Final answer:
The term for the government spending more on public transportation leading to individuals spending less on private transportation is a 'shift from private consumption to public provision.' This is part of public sector spending on public goods, which can change consumer behavior and benefit the society through collective funding, primarily from tax revenue.
Step-by-step explanation:
The term used to describe the scenario where government spending on public transportation leads to reduced individual spending on private transportation is often referred to as a shift from private consumption to public provision.
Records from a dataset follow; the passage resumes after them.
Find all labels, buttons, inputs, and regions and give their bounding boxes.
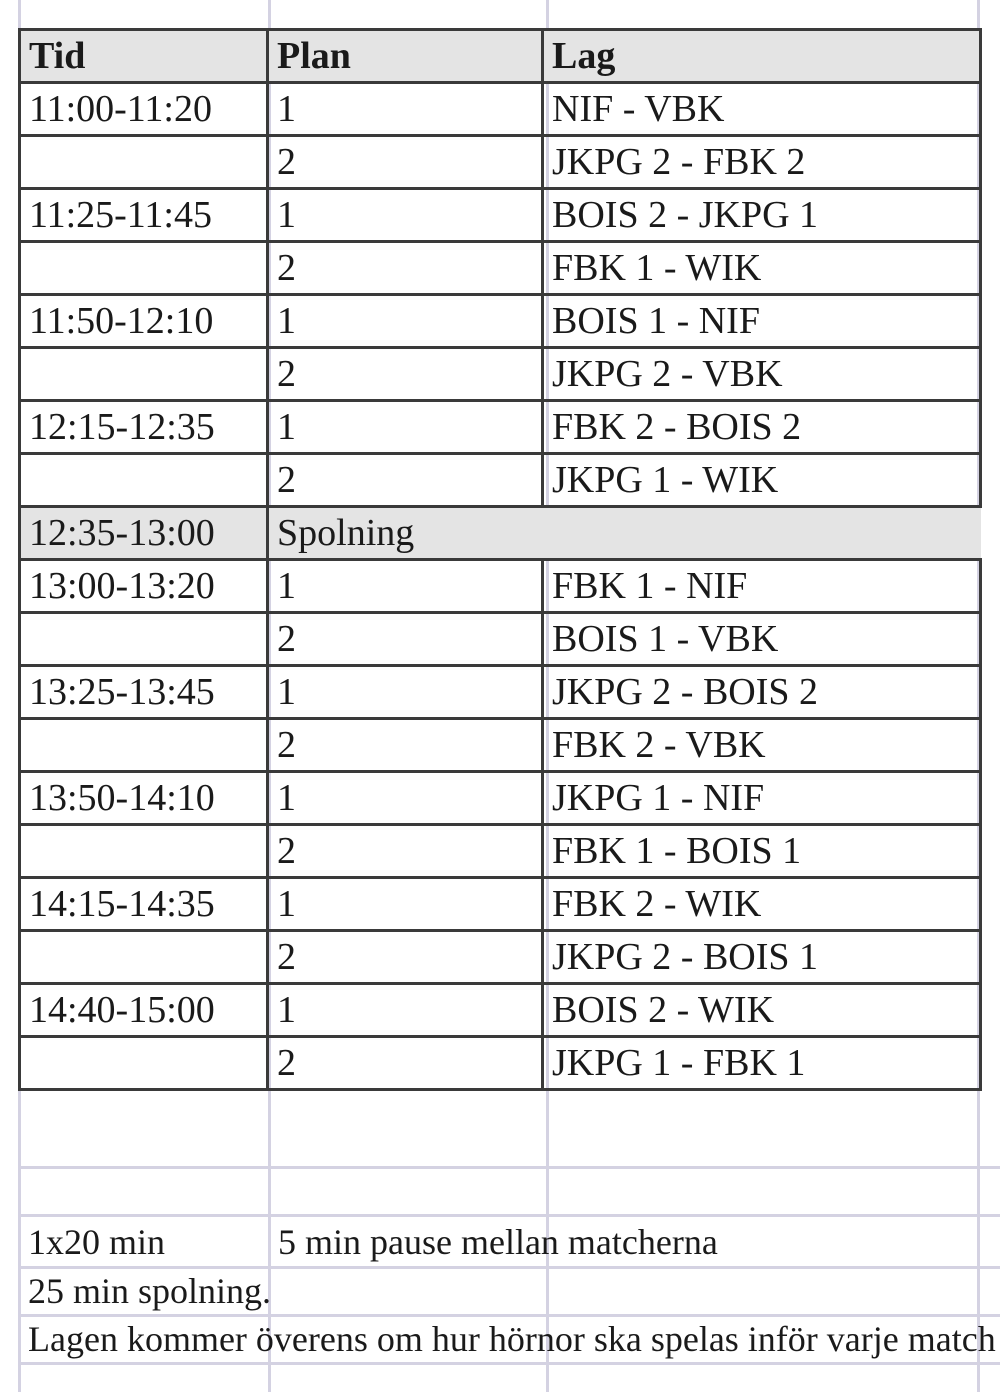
cell-tid: 11:00-11:20 xyxy=(20,83,268,136)
cell-tid xyxy=(20,613,268,666)
cell-lag: JKPG 1 - FBK 1 xyxy=(543,1037,981,1090)
cell-lag: JKPG 1 - NIF xyxy=(543,772,981,825)
cell-lag: BOIS 2 - WIK xyxy=(543,984,981,1037)
cell-lag: FBK 1 - NIF xyxy=(543,560,981,613)
cell-plan: 2 xyxy=(268,242,543,295)
cell-plan: 2 xyxy=(268,931,543,984)
break-row xyxy=(20,507,981,560)
cell-tid: 11:50-12:10 xyxy=(20,295,268,348)
match-schedule-table xyxy=(18,28,982,1091)
cell-lag: FBK 1 - BOIS 1 xyxy=(543,825,981,878)
cell-plan: 2 xyxy=(268,613,543,666)
table-row xyxy=(20,401,981,454)
header-lag: Lag xyxy=(543,30,981,83)
table-row xyxy=(20,825,981,878)
cell-plan: 1 xyxy=(268,401,543,454)
cell-lag: BOIS 1 - NIF xyxy=(543,295,981,348)
cell-lag: FBK 1 - WIK xyxy=(543,242,981,295)
cell-plan: 2 xyxy=(268,719,543,772)
cell-tid: 12:15-12:35 xyxy=(20,401,268,454)
cell-tid xyxy=(20,454,268,507)
table-row xyxy=(20,189,981,242)
cell-plan: 2 xyxy=(268,454,543,507)
note-pause: 5 min pause mellan matcherna xyxy=(278,1222,718,1262)
cell-break-label: Spolning xyxy=(268,507,981,560)
cell-tid: 13:25-13:45 xyxy=(20,666,268,719)
table-row xyxy=(20,878,981,931)
header-tid: Tid xyxy=(20,30,268,83)
cell-lag: FBK 2 - VBK xyxy=(543,719,981,772)
cell-tid: 11:25-11:45 xyxy=(20,189,268,242)
cell-lag: BOIS 1 - VBK xyxy=(543,613,981,666)
cell-plan: 1 xyxy=(268,189,543,242)
cell-plan: 1 xyxy=(268,560,543,613)
cell-lag: NIF - VBK xyxy=(543,83,981,136)
cell-tid: 12:35-13:00 xyxy=(20,507,268,560)
table-row xyxy=(20,984,981,1037)
cell-plan: 1 xyxy=(268,83,543,136)
grid-line xyxy=(18,1266,1000,1269)
cell-lag: JKPG 2 - BOIS 2 xyxy=(543,666,981,719)
table-row xyxy=(20,454,981,507)
schedule-body xyxy=(20,83,981,1090)
cell-tid: 14:15-14:35 xyxy=(20,878,268,931)
table-row xyxy=(20,931,981,984)
cell-lag: JKPG 2 - BOIS 1 xyxy=(543,931,981,984)
grid-line xyxy=(18,1314,1000,1317)
note-corners: Lagen kommer överens om hur hörnor ska spelas inför varje match xyxy=(28,1319,996,1359)
grid-line xyxy=(18,1214,1000,1217)
table-row xyxy=(20,295,981,348)
cell-lag: JKPG 2 - VBK xyxy=(543,348,981,401)
cell-tid: 13:50-14:10 xyxy=(20,772,268,825)
cell-tid xyxy=(20,719,268,772)
cell-plan: 2 xyxy=(268,1037,543,1090)
cell-lag: FBK 2 - WIK xyxy=(543,878,981,931)
note-duration: 1x20 min xyxy=(28,1222,166,1262)
cell-lag: JKPG 1 - WIK xyxy=(543,454,981,507)
cell-tid: 13:00-13:20 xyxy=(20,560,268,613)
table-row xyxy=(20,772,981,825)
table-row xyxy=(20,83,981,136)
cell-plan: 1 xyxy=(268,666,543,719)
cell-lag: JKPG 2 - FBK 2 xyxy=(543,136,981,189)
grid-line xyxy=(18,1166,1000,1169)
table-row xyxy=(20,613,981,666)
cell-lag: BOIS 2 - JKPG 1 xyxy=(543,189,981,242)
cell-tid xyxy=(20,825,268,878)
table-row xyxy=(20,560,981,613)
cell-plan: 2 xyxy=(268,348,543,401)
cell-plan: 1 xyxy=(268,295,543,348)
cell-tid xyxy=(20,136,268,189)
cell-tid xyxy=(20,931,268,984)
table-row xyxy=(20,719,981,772)
table-row xyxy=(20,1037,981,1090)
cell-tid: 14:40-15:00 xyxy=(20,984,268,1037)
table-row xyxy=(20,242,981,295)
cell-lag: FBK 2 - BOIS 2 xyxy=(543,401,981,454)
cell-plan: 2 xyxy=(268,136,543,189)
header-plan: Plan xyxy=(268,30,543,83)
table-row xyxy=(20,666,981,719)
header-row xyxy=(20,30,981,83)
cell-plan: 2 xyxy=(268,825,543,878)
cell-plan: 1 xyxy=(268,772,543,825)
cell-tid xyxy=(20,348,268,401)
table-row xyxy=(20,136,981,189)
cell-tid xyxy=(20,1037,268,1090)
cell-tid xyxy=(20,242,268,295)
note-spolning: 25 min spolning. xyxy=(28,1271,272,1311)
cell-plan: 1 xyxy=(268,984,543,1037)
cell-plan: 1 xyxy=(268,878,543,931)
table-row xyxy=(20,348,981,401)
grid-line xyxy=(18,1362,1000,1365)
This typically happens because a public good, like transportation infrastructure, is enhanced by the government, thereby changing consumer preferences or behaviors.
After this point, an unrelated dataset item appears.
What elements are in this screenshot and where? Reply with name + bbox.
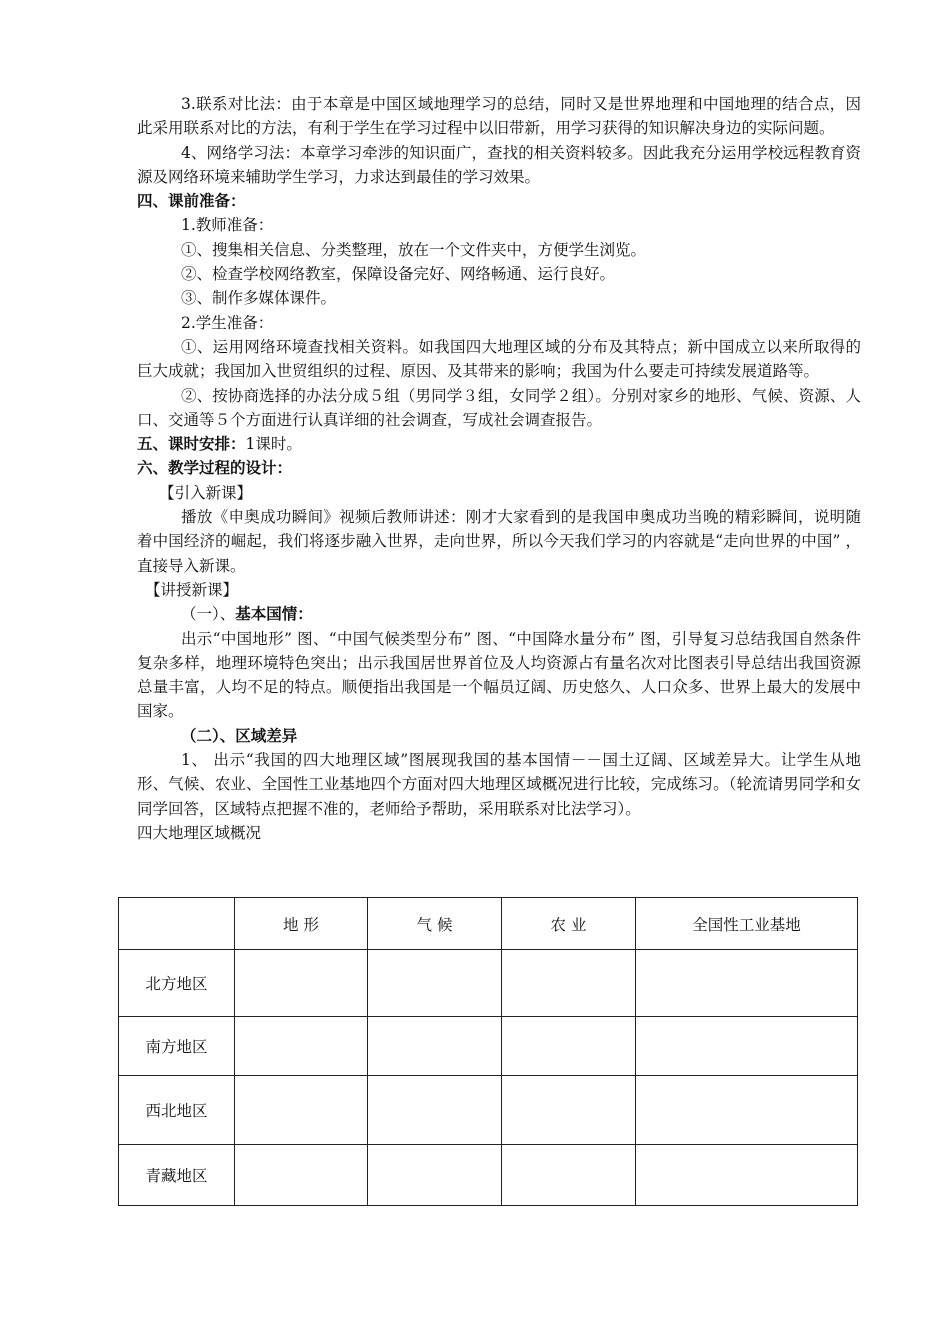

For example, if the government provides free or subsidized public transportation, individuals might choose to use these services instead of driving their own cars or paying for other private transport options, which could save them money and align with the encouragement of using environmentally friendly public transport options.
Public goods, such as transportation services, are characterized by their non-excludable and non-rival nature, meaning they are accessible to all members of the public and one person's use does not prevent another's. The government, recognizing the benefits that public goods bring to society, might choose to invest in these services and fund them through tax revenue.
As public sector spending has an enormous impact on resource allocation, an increase in government funding for public transportation could stimulate local economies by providing jobs and growth. These decisions are based on the belief that the associated benefits of government spending justify the costs which are typically funded by taxpayers.